The Project Based Assessment web app can be used for academic assessment. In fact, the author's department adopted this method to assess all learning goals in the MS Economics program. The program's learning goals are assessed in three courses. For the purposes of this documentation, we will discuss select items measured in graduate Econometrics. (Note that the full Econometrics results contain estimates for nine rubric rows.)
Metrics - 2.2
0.168
0.056
Metrics - 2.4
0.020
-0.092
"Metrics - 2.2" and "Metrics - 2.4" are traits of SLO 2: "Students will demonstrate understanding of regression assumptions, including violations of said assumptions." Both are at the same Bloom's level (application) and test similar concepts ("Students will identify regression assumption violations" [2.2] and "Students will demonstrate how to address regression assumption violations" [2.4]). Moreover, the instructor intended them to be at similar difficulty levels. Nonetheless, the results suggest they were not of equal difficulty.

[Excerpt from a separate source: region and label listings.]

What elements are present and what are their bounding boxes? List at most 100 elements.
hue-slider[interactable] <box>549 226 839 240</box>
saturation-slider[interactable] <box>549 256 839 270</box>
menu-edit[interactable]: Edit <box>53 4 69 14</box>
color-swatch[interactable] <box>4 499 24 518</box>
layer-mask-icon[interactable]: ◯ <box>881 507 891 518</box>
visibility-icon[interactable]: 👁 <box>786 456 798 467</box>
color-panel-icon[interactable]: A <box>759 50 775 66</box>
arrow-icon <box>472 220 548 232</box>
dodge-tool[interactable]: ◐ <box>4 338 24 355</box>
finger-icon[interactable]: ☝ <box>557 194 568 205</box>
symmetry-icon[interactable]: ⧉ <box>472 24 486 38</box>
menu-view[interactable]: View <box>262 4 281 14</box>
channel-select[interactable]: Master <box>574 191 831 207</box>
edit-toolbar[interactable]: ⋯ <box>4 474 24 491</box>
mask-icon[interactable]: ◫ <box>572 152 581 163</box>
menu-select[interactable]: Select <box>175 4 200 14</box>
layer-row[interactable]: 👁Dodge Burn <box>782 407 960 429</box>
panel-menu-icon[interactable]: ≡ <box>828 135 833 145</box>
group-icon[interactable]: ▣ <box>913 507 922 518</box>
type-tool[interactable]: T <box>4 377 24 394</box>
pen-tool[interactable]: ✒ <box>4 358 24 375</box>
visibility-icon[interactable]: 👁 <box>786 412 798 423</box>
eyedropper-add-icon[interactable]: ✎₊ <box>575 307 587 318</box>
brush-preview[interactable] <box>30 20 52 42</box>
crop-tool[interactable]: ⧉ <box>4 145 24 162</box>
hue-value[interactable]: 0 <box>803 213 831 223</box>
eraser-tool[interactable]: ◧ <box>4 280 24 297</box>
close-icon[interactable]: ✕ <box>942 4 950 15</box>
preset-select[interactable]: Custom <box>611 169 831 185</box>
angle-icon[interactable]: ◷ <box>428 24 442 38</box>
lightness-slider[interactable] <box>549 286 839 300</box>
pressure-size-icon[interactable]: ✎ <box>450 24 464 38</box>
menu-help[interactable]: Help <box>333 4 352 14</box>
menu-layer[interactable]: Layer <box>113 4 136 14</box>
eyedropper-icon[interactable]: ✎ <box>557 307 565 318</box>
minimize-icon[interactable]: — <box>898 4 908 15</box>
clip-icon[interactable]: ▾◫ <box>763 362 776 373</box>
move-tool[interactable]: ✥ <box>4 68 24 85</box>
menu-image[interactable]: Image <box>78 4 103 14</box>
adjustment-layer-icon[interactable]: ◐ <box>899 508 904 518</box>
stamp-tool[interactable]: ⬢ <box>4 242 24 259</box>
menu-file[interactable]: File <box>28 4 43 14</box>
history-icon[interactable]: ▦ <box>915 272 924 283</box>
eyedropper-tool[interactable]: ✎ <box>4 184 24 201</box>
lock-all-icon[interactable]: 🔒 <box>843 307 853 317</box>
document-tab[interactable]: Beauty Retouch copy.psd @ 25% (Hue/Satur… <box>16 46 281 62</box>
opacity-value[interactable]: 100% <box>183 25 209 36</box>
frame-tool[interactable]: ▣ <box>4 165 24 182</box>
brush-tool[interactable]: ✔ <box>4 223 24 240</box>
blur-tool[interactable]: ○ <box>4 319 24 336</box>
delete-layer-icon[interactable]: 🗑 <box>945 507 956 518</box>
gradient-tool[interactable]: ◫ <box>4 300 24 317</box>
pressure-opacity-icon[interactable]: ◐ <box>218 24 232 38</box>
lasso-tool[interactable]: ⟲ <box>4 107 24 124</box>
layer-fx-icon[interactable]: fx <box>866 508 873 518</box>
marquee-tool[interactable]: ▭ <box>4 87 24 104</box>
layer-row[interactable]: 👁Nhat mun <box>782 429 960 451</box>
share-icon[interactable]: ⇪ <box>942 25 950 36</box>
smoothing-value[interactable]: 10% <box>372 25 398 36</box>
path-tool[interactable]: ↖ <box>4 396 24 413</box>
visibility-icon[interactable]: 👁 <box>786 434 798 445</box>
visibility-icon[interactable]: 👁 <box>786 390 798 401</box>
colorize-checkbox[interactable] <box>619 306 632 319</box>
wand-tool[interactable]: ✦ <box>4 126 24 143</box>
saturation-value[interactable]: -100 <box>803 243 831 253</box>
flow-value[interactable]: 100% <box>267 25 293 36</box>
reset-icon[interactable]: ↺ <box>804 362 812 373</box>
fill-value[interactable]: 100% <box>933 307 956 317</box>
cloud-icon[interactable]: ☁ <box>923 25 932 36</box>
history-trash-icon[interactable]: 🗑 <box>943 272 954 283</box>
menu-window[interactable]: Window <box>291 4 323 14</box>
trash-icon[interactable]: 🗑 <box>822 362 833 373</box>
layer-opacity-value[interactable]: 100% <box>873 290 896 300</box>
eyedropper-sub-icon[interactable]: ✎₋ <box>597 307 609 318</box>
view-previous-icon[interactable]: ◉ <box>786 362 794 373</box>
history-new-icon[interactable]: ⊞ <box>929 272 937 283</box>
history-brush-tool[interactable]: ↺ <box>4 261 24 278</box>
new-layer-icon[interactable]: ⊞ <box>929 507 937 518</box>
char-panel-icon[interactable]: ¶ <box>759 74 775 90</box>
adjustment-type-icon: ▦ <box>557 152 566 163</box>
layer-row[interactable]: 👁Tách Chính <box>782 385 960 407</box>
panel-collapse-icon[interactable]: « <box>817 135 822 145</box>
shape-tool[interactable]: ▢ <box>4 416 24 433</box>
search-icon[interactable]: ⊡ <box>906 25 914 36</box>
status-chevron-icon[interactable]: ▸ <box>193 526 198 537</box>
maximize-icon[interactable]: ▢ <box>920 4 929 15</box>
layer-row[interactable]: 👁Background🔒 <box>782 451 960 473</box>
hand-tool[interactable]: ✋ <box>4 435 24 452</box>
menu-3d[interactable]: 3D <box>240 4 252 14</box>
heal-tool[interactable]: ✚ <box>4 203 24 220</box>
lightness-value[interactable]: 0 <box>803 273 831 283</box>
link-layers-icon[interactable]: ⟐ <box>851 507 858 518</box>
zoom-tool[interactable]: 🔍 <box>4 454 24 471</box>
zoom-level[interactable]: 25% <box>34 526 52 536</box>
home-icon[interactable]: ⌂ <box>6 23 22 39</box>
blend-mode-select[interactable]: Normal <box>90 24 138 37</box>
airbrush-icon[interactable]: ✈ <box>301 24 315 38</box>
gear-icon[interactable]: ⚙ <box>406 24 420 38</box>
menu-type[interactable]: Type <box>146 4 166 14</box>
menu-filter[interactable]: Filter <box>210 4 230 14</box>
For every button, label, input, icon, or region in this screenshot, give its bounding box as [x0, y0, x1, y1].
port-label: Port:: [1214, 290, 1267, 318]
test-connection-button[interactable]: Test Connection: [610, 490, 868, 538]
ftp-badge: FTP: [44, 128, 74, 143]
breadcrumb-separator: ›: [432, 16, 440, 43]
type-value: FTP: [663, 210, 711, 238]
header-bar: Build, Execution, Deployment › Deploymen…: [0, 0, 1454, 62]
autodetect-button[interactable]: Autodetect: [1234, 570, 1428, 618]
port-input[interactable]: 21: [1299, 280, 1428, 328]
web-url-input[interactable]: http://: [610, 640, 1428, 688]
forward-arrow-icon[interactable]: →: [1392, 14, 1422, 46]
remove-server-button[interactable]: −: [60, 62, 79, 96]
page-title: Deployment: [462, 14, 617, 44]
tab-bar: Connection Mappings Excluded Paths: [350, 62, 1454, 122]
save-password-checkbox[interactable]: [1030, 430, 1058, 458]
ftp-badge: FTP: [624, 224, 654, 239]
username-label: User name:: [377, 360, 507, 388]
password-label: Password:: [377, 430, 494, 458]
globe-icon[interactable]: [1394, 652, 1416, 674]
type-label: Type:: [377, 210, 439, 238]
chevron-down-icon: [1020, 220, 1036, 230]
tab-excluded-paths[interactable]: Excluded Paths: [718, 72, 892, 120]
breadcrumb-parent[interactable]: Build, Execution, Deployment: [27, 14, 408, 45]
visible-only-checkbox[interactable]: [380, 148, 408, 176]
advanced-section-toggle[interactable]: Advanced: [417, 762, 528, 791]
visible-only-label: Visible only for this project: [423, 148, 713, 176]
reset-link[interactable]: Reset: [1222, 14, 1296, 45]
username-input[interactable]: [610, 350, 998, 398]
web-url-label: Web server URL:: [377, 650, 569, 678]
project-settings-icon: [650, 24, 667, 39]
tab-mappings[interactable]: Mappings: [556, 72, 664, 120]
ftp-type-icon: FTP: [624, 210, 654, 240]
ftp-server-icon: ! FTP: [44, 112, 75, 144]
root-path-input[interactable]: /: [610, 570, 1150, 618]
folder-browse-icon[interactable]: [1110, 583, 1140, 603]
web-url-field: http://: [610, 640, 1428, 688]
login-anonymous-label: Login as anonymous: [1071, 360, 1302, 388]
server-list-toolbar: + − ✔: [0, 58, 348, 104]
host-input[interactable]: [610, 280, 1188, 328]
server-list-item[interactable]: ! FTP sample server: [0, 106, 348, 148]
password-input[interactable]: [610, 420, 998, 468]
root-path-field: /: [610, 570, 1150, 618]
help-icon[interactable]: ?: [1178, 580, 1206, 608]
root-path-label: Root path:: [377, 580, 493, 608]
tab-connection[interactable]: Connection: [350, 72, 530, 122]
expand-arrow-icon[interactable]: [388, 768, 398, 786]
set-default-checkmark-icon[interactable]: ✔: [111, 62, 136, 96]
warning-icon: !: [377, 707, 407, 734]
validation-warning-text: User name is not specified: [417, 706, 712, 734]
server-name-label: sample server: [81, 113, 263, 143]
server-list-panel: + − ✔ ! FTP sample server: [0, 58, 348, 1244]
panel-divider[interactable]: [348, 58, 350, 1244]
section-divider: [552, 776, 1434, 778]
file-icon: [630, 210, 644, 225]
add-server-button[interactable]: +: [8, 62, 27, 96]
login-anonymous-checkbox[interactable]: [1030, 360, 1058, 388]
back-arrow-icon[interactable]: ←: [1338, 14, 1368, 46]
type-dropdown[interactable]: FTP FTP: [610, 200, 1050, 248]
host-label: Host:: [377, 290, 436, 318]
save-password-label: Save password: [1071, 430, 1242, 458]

The instructor concluded that the question used for 2.4 was not at the intended difficulty and should be adjusted.
It is also common in assessment procedures to wonder how the results have changed over time. This was of particular interest in the two semesters where this procedure was adopted as one section of Econometrics was taught in person and the other was taught over Zoom. The results suggest, both visually and by the statistical tests provided by the software, that students perform equally both semesters.
Note that in the case of all three courses, the department used the print feature discussed at the bottom of the "Interpretation" section to produce PDF appendices for the university's assessment committee.
Smith and Wooten (2023) includes a Python package that can be used by researchers who are interested in adopting the method presented in the paper. This can be a good option for researchers who are interested in integrating the estimation routine into a larger data pipeline and are familiar with Python.
However, even in the research context, the web application might be all the researcher needs to test their intervention. As highlighted in the two sections above, the web app can create separate groups of students and compare them both visually and statistically. p-values for following statistical tests are provided: Mann-Whitney, Kruskal–Wallis, Anderson-Darling, and Kolmogorov-Smirnov. Thus, as in the example provided in the introductory video, if a treatment is implemented for some of the students, the researcher can statistically compare these students to those who did not recieve the treatment.